Assignments will include:
- The rioni project. Students will work in groups to explore, experience, and ultimately lead the rest of us on a tour of a given district in the old city of Rome. You will be asked to think about what made this a neighborhood, how it was transformed over time and how we can know about these transformations. What buildings, streets, open spaces, and other features shape this rione? Who lived here? What events happened here? How are these things significant for our understanding of the past of the city? Groups may present on site or virtually via a presentation or online mapping software, depending on preferences and the available time and technology. In all cases students will be asked to coordinate personal observation with all the types of evidence discussed above. Stages for this assignment are available on a separate handout
- The urban morphology project. This is a fancy name for the 'stuff' of the city. Each of you will choose one type of urban thing (fountains, steps, paving stones, doorways, city gates, bell towers, church pavements, and so on) and study it throughout our stay in Italy. You will collect examples through observations and written, graphic, and photographic descriptions of your object. You will collect some from places other than Rome for comparative purposes. Ideally your thing will have been around in the Middle Ages (so not recycling bins), but if you can make a good argument to me for working on something that doesn't obviously fit this requirement, I might say yes! You will read about your thing and ponder its place in the life of the city. You will present some of your images formally at one point during the term and write about their significance, but mostly you will be our group expert on that particular aspect of Italian cities. Be ready to help us all understand what we are looking at!
- The metadata project. As you collect images for yourself and for your other projects, please be aware of the necessity of recording basic information about your photographs and drawings (and written notes, for that matter). If you want your work to have relevance beyond your own mind and beyond the time of the trip, you will need to be able to know at a bare minimum what you were photographing, where it was, and what people were in the photo. Other users will need to know that you took or made the picture and whether you have given them permission to use it. These information is the 'metadata' about the photograph. This assignment has several parts designed to help you develop good habits of recording metadata, to teach you to attach metadata to your photographs, and to manage your photographs as your own intellectual property. Draft metadata project assignment (Microsoft Word 30kB Jan3 13).
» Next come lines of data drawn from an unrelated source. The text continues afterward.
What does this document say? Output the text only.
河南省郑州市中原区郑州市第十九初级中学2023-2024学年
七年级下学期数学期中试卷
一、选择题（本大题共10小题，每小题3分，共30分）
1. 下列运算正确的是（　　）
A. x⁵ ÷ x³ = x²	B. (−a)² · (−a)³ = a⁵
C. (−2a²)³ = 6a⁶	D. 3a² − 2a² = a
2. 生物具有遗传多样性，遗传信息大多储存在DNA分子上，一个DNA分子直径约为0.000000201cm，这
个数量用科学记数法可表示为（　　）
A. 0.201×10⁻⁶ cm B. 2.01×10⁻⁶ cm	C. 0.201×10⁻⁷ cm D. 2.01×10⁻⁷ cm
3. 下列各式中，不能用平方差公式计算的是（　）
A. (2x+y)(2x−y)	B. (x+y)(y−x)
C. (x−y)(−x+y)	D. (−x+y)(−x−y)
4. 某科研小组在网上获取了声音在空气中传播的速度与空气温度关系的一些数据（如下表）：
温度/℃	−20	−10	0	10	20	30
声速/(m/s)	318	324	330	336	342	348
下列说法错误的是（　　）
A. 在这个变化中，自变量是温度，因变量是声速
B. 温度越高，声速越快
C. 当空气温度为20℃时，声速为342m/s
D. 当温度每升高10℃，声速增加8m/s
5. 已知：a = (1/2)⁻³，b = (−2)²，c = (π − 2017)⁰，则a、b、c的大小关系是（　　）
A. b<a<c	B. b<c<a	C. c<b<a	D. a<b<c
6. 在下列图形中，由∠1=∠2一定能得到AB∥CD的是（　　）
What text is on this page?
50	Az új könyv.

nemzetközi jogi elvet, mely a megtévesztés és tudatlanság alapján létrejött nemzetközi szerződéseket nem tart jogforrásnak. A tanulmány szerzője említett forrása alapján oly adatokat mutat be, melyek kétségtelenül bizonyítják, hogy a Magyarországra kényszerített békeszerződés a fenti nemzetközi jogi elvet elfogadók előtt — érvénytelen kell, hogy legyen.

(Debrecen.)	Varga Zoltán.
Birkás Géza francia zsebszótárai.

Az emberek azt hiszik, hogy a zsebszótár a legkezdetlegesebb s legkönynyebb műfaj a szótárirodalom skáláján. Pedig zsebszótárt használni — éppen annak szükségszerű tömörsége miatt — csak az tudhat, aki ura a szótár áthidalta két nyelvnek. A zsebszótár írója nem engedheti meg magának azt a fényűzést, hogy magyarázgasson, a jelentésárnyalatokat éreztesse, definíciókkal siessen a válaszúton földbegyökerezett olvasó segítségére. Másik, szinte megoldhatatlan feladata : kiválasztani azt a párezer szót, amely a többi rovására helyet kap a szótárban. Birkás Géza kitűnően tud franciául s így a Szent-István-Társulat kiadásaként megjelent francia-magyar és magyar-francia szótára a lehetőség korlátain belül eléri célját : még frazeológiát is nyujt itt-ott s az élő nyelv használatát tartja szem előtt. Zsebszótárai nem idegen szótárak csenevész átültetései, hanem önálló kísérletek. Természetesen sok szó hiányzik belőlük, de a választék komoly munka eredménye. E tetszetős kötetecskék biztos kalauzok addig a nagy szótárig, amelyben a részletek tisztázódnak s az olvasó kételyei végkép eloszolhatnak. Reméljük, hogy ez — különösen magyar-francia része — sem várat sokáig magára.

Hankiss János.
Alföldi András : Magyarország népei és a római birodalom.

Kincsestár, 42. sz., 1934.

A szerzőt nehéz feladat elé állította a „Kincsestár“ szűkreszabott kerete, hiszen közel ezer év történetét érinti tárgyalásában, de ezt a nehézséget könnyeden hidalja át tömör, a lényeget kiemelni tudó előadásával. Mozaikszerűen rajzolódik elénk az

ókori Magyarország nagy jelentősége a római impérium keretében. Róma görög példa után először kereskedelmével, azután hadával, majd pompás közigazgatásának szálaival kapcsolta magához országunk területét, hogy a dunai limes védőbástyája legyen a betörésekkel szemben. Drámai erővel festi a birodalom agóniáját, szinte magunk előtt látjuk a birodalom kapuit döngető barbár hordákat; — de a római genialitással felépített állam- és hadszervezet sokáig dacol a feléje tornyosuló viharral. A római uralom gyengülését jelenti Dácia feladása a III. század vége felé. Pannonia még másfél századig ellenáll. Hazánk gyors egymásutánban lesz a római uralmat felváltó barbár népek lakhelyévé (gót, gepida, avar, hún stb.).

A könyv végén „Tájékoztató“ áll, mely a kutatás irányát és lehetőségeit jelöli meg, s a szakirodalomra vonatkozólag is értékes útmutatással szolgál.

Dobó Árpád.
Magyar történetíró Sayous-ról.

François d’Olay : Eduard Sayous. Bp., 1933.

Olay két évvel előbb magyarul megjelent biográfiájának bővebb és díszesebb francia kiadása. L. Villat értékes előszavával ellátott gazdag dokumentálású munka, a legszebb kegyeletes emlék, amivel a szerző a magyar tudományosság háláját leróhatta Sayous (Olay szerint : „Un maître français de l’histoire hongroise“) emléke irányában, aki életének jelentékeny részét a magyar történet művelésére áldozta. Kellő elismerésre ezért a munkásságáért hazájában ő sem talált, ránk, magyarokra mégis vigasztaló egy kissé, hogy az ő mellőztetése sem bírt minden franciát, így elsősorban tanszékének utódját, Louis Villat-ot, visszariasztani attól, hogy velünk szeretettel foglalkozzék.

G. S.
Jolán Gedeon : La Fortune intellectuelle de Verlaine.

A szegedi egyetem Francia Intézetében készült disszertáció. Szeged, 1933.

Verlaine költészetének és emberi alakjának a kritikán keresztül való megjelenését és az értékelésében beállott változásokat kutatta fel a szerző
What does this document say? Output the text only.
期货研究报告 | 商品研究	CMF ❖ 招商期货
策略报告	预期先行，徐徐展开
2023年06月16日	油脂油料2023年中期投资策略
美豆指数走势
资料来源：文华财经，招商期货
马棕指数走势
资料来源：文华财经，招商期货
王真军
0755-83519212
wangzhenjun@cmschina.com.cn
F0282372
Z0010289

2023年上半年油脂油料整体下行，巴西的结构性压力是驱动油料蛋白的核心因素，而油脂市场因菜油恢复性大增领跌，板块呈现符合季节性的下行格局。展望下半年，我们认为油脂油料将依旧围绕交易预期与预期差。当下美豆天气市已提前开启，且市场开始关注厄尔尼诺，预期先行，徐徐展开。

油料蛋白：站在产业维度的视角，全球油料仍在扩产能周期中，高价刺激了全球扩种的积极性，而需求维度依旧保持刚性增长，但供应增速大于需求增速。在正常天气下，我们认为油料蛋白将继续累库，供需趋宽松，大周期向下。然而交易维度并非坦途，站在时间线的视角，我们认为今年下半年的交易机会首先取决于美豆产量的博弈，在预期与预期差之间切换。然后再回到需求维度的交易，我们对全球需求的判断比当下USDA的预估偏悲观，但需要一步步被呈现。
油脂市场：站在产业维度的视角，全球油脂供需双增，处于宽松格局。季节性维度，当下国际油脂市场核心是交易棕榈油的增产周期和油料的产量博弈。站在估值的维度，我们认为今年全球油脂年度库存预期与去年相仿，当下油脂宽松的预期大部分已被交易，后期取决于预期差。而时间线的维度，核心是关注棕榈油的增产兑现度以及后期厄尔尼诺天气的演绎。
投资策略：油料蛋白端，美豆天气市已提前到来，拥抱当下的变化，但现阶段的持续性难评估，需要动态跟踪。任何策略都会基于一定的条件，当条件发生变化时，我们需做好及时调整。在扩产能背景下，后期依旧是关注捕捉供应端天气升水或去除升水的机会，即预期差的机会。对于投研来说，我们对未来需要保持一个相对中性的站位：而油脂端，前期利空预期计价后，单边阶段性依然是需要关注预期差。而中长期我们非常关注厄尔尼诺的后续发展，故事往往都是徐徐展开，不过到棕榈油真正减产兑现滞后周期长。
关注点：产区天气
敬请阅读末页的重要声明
- The Carleton Rome database. As an outcome of some or all of these projects, we will begin building a database about Rome for the use of students who can't travel to Rome. You will submit 3-5 carefully selected images to the database at the end of the program with complete metadata. More detailed criteria are forthcoming but this is your chance to go beyond the classic tourist views of Rome to communicate something more specific, more historical, and more meaningful about the city and about your knowledge of it. When we return to Carleton in Fall 2012, we will mount a group exhibition of these photographs in the Weitz Center white spaces in order to share our work with the campus community.